Federal Panel: Pay Attention to Gas Drilling in Pa., Elsewhere

Morgantown Dominion Post
8 December 2011
Associated Press

PITTSBURGH — The final report from a federal panel on natural gas drilling warns that the industry and the government need to do more to address environmental concerns.

The panel was convened by Energy Secretary Steven Chu at the request of President Barack Obama. Subcommittee chairman John Deutch, a Massachusetts Institute of Technology professor, warned in a statement that “environmental issues need to be addressed now — especially in terms of waste water, air quality, and community impact.”

The focus of gas drilling companies has shifted in recent years to the Marcellus shale, a massive rock formation underlying New York, Pennsylvania, Ohio and West Virginia. Pennsylvania is the center of activity, with more than 3,000 wells drilled in the past three years and thousands more planned.

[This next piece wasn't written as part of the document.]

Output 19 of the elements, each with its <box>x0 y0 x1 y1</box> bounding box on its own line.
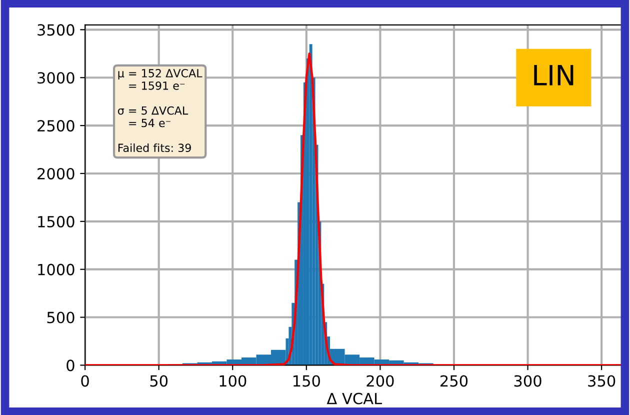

The drillers use a procedure called hydraulic fracturing, or fracking, which involves blasting chemicallaced water into the ground. Environmentalists and other critics say fracking could poison water supplies, but the natural gas industry says it’s been used safely for decades.

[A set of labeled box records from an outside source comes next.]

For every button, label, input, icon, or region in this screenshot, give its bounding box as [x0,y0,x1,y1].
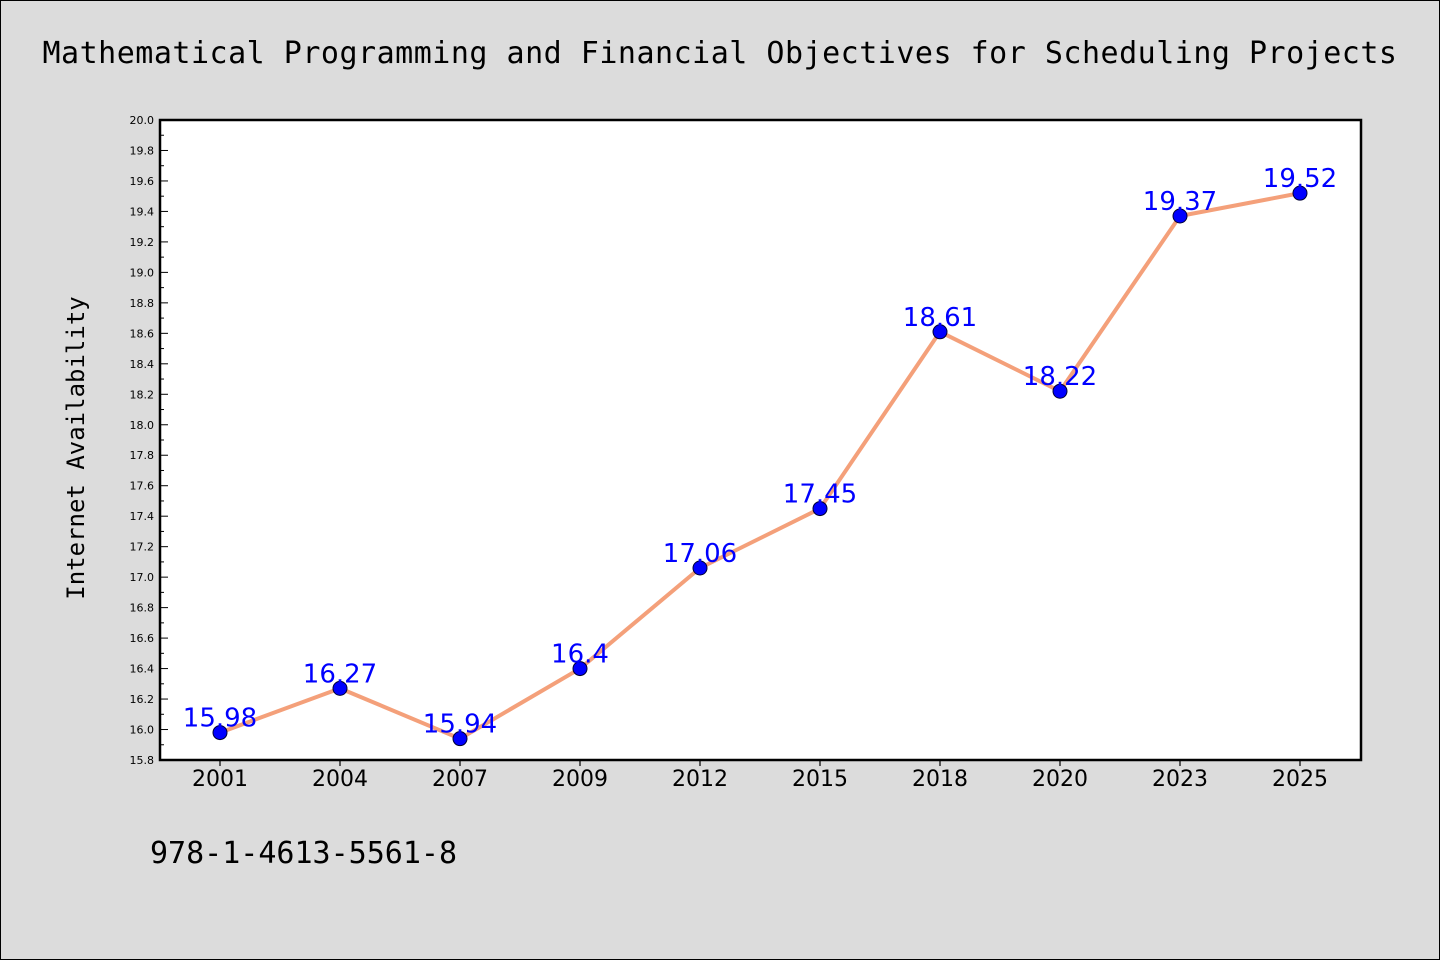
x-tick-label: 2004 [312,767,368,792]
data-label: 15.94 [423,710,497,740]
plot-border [158,118,1363,762]
data-point [1292,185,1308,201]
footer-isbn: 978-1-4613-5561-8 [150,836,458,871]
y-tick-label: 16.4 [130,663,155,676]
series-line [218,191,1302,741]
y-tick-label: 18.6 [130,327,155,340]
y-tick-label: 17.6 [130,480,155,493]
data-point [572,661,588,677]
y-tick-label: 17.8 [130,449,155,462]
y-tick-label: 15.8 [130,754,155,767]
x-tick-label: 2020 [1032,767,1088,792]
y-tick-label: 18.2 [130,388,155,401]
data-label: 17.45 [783,480,857,510]
data-point [932,324,948,340]
data-label: 19.52 [1263,164,1337,194]
y-tick-label: 19.6 [130,175,155,188]
data-label: 18.61 [903,303,977,333]
data-label: 16.4 [551,640,609,670]
data-point [692,560,708,576]
y-tick-label: 18.4 [130,358,155,371]
x-tick-label: 2007 [432,767,488,792]
x-tick-label: 2015 [792,767,848,792]
x-tick-label: 2009 [552,767,608,792]
x-tick-label: 2001 [192,767,248,792]
data-label: 15.98 [183,704,257,734]
x-tick-label: 2018 [912,767,968,792]
chart-title: Mathematical Programming and Financial O… [42,36,1398,71]
data-label: 19.37 [1143,187,1217,217]
y-tick-label: 17.2 [130,541,155,554]
y-tick-label: 16.6 [130,632,155,645]
y-tick-label: 16.2 [130,693,155,706]
x-tick-label: 2025 [1272,767,1328,792]
y-tick-label: 16.8 [130,602,155,615]
data-point [452,731,468,747]
y-tick-label: 19.2 [130,236,155,249]
y-tick-label: 17.4 [130,510,155,523]
y-tick-label: 16.0 [130,724,155,737]
y-tick-label: 19.4 [130,205,155,218]
data-label: 18.22 [1023,362,1097,392]
data-label: 16.27 [303,659,377,689]
y-tick-label: 19.0 [130,266,155,279]
y-tick-label: 19.8 [130,144,155,157]
y-tick-label: 18.8 [130,297,155,310]
x-tick-label: 2023 [1152,767,1208,792]
data-point [212,725,228,741]
data-point [1172,208,1188,224]
y-tick-label: 20.0 [130,114,155,127]
data-point [332,680,348,696]
y-tick-label: 18.0 [130,419,155,432]
data-label: 17.06 [663,539,737,569]
data-point [812,501,828,517]
y-tick-label: 17.0 [130,571,155,584]
x-tick-label: 2012 [672,767,728,792]
plot-area [160,120,1361,760]
data-point [1052,383,1068,399]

The report, issued Nov. 18, noted that the panel still feels that “the development of shale gas is one of the biggest energy innovations, if not the biggest, in several decades” and that the resource has reduced energy costs and created hundreds of thousands of jobs.

But on several issues the report said that the progress to date is less than the panel had hoped.

“If action is not taken to reduce the environmental impact accompanying the very considerable expansion of shale gas production expected across the country — perhaps as many as 100,000 wells over the next several decades — there is a real risk of serious environmental consequences and a loss of public confidence that could delay or stop this activity.”